Splout SQL is a read-only DB. Because of this, the overall architecture is quite simple.
- Splout SQL is installed on a cluster of commodity hardware machines. Each of the machines runs a
DNode service and optionally a QNode service (but there must be
at least one QNode service among the cluster).
- QNodes implement a REST API for serving users' queries or receiving deploy /
rollback requests.
- Because data is partitioned, QNodes talk to the appropriate DNode for serving a
query and the DNode responds back with the query’s result.

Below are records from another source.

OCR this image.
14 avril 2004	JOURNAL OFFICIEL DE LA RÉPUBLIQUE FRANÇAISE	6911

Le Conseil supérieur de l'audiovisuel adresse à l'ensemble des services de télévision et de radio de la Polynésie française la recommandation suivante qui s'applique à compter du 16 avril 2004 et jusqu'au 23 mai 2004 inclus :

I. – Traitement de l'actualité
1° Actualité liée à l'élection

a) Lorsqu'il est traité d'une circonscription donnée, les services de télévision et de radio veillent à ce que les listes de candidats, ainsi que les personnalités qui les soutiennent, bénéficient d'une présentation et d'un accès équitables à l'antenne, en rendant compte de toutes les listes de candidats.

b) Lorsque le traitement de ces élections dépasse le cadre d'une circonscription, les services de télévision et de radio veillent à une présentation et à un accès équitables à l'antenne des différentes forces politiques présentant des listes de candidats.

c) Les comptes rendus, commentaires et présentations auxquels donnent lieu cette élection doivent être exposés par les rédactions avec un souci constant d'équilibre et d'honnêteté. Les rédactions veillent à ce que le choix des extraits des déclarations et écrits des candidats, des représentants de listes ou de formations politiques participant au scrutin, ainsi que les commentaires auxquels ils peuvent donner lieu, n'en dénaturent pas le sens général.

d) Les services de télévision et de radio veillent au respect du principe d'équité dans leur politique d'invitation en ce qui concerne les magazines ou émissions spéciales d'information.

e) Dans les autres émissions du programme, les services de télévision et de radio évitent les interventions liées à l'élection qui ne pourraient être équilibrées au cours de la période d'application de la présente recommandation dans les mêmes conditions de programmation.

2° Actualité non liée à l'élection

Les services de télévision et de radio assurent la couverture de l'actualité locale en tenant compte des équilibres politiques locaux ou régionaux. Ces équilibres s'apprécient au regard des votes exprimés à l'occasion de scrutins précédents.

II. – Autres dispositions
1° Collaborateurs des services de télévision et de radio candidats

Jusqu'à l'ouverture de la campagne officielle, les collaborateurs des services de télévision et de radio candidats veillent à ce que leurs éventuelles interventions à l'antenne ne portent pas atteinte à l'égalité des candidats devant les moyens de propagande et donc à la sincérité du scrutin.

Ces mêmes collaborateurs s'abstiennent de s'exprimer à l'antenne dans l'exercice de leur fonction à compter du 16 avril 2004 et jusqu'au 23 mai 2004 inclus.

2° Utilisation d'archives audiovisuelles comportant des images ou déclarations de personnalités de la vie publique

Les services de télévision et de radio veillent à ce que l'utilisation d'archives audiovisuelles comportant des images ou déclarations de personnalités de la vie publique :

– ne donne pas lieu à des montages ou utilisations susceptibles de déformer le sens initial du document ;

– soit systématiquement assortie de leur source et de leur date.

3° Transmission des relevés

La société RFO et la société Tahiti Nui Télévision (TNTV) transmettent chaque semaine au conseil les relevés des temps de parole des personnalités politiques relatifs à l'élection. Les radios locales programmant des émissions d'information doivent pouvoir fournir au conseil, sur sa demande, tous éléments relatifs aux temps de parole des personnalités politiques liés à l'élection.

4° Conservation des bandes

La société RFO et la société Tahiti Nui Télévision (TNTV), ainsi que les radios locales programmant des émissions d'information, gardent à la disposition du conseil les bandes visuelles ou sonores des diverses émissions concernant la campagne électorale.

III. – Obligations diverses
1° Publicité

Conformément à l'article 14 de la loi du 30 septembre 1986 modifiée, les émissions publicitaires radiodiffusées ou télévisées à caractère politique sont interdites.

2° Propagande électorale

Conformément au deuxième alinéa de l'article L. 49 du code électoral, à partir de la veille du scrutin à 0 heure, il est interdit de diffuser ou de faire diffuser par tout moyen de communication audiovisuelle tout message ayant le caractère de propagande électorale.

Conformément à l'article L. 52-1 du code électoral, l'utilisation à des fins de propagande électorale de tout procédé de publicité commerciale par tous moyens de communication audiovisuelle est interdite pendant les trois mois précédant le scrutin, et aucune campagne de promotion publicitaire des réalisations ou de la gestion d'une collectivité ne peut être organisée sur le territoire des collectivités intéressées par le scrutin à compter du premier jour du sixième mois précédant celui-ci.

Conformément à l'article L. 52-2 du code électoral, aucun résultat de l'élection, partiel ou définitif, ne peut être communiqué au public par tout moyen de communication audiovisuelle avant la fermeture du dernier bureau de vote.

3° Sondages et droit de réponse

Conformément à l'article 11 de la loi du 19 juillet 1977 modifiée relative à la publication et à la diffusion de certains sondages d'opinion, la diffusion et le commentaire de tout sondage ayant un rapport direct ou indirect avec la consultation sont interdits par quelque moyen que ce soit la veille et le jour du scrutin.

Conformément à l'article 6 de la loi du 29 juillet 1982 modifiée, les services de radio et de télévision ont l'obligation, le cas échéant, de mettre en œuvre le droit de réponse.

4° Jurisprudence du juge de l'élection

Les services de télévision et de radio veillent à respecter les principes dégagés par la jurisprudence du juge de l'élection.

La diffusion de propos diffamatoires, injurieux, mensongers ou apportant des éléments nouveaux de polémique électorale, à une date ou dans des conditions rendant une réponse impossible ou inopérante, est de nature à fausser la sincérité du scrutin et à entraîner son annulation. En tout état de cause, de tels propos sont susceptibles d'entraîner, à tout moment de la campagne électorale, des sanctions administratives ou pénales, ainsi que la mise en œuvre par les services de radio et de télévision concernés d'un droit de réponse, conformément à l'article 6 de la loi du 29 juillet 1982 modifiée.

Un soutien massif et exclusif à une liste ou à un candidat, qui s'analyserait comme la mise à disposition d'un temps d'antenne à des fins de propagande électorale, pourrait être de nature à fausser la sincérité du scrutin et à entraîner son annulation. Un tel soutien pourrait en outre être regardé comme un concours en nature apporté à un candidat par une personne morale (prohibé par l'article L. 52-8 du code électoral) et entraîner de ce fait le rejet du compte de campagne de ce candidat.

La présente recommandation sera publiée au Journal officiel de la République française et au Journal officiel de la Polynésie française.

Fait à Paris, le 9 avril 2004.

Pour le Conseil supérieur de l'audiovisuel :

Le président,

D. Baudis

- A Hadoop cluster is used for indexing and balancing the data. The resultant SQL
files are fetched by the DNodes by handling a data deploy request.
Data balancing & indexing
Arbitrarily big datasets are handled by Splout by using a Hadoop batch process that partitions and
indexes the data according to a users' partitioning policy.
- Usually this involves partitioning by one or more columns in a columnar dataset, for example
customer_id. But you can also partition by an arbitrary Java or JavaScript function,
for instance.
- Splout uses sampling methods for deciding how to split the dataset after applying
users’ partitioning function.
- A simple method (a-la-Hadoop's TeraSort) is the default one, but a more sophisticated one - althought
more computationally expensive - (Reservoir
Sampling) can be used in datasets where the default one is not enough.
- The DNodes fetch new data on a deploy request. The data is downloaded, atomically replaced
and versioned. The cluster coordinates itself for assuring version consistency and no
downtime while deploying. The user can choose to rollback to previous versions
anytime, and the operation will be as quick as a "mv" between folders.
Technology choices
- QNodes, DNodes are implemented as Java services serving queries through a Jersey REST interface.
- QNodes and DNodes communicate between them using Thrift.
- Splout SQL cluster handles membership and coordinates deployments and rollbacks through Hazelcast.
- Splout uses Pangool for low-level Java Hadoop
development. In this way, the code for data store generation is pretty simple and performant at the
same time.
- Splout generates SQLite files that are used by
DNodes for serving data.